皇太子婚約に関する皇室会議は、まず宮沢議長が午前八時半開会を宣言―、続い
て冒頭のように「議決を求める」と促した。宮内庁長官が相手の人柄や家族構成、学
歴、選考経過などを説明、写真なども添えられた。
最後に質問の時間があったが、今回はとくになく、直ちに採決に移り、様子をみて議
長が、「本件を可とする方はご起立を願います」と延べ、一同が起立して「可決」が宣せ
られた。この間約三十分だった。
いまの天皇の婚約を決めた皇室会議は、五八年十一月二十七日午前十時から開か
れた。
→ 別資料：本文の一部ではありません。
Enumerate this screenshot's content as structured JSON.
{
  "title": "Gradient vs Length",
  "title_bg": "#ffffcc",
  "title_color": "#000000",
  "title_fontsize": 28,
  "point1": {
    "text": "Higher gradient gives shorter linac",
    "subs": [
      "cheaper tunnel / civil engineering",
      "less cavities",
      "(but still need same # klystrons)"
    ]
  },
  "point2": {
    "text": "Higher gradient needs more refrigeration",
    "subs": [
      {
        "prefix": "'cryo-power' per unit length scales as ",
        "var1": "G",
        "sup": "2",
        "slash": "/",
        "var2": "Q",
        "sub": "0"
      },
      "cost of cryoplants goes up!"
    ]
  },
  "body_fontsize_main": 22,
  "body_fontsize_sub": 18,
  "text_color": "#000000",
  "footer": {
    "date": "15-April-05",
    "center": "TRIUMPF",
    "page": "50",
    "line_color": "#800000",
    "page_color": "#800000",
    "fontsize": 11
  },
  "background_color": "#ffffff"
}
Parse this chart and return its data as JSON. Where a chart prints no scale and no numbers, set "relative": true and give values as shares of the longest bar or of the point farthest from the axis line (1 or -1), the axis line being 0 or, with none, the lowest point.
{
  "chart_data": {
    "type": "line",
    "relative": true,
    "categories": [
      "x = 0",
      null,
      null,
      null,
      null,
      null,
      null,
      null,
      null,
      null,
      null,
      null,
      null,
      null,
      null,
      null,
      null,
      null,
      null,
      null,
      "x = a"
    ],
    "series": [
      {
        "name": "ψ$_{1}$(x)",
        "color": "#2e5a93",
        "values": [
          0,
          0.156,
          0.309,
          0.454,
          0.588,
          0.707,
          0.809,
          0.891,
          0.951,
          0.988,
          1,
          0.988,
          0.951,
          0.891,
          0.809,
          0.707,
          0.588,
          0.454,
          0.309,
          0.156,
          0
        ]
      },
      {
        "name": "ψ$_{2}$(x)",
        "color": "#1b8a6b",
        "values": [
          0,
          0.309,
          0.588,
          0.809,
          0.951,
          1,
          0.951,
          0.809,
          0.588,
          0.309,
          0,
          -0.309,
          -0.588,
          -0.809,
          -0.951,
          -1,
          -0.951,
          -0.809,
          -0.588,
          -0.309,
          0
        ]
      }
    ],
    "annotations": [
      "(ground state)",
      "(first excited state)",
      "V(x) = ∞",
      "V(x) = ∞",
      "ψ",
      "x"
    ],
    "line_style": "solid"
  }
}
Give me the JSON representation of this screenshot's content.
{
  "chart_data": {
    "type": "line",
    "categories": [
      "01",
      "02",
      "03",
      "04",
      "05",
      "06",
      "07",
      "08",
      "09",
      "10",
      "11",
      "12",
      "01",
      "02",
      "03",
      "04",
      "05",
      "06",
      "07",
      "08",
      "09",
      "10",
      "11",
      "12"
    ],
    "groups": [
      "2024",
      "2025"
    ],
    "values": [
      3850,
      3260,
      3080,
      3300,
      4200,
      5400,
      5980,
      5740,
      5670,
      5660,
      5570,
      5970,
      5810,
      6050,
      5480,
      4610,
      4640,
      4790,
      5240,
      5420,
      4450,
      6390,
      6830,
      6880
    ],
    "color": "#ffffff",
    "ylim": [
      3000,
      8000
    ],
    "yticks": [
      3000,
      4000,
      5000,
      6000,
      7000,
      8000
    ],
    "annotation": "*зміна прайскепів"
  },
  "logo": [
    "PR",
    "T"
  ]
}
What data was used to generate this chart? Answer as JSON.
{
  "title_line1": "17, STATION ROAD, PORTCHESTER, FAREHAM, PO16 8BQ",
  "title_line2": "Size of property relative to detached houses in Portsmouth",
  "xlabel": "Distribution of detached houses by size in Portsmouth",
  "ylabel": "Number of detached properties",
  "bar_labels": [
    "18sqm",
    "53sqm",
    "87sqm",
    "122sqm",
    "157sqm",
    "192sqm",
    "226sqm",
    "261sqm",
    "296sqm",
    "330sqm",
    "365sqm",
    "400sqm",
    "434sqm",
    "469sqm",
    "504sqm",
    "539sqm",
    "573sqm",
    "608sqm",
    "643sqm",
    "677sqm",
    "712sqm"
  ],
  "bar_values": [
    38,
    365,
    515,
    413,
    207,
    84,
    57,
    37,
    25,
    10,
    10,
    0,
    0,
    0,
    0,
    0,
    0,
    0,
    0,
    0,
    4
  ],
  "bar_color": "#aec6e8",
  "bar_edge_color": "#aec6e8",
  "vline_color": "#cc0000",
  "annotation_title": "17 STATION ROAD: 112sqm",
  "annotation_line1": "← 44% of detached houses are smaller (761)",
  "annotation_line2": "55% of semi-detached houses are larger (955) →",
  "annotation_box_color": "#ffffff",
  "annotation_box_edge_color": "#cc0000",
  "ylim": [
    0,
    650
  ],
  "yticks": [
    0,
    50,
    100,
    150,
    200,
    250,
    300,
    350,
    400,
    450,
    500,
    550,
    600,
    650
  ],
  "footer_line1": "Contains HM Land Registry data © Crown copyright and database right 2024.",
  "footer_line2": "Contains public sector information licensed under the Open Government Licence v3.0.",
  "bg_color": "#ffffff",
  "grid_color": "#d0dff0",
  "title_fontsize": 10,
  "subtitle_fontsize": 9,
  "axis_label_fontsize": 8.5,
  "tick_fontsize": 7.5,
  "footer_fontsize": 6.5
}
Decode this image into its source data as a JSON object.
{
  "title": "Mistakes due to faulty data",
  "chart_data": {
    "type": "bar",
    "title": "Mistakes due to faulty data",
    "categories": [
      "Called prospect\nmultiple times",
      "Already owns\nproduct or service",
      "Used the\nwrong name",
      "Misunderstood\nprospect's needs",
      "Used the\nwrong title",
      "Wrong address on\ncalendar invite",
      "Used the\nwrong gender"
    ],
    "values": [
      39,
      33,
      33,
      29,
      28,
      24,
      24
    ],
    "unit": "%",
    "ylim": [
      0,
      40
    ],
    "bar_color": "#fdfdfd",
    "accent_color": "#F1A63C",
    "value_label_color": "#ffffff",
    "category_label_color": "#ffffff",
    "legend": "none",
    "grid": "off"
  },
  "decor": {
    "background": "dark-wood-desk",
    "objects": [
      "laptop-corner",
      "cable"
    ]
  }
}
このとき、議長の岸信介が、本人はキリスト教系の学校の出身で宗教上の問題
はないか、と質した。
これに対して宮内庁長官宇佐美毅は、「美智子嬢の学校はカトリックだが、本人は洗
礼を受けておらず宮中祭祀との関係は問題ない」と答えた。宇佐美の述懐では、「民間
出身の美智子さんが宮中に上がることに反対する人たちが、神道とキリスト教の関係を
衝いた。そこであえて会議の場で岸さんに質問を願い、私が公の席で否定した」という。
皇室会議の決定は直ちに天皇夫妻、皇太子、各宮家などに伝えられる。いまの天皇
の婚約のときは、決定の日の午後、正田美智子が両親と一緒に、初めて昭和天皇と会
った。その後両親と揃って記者会見に臨み、皇太子の魅力を「とてもご誠実で、心からご
信頼申し上げ、ご尊敬申し上げていかれる方だというところに魅力を感じました」と語った。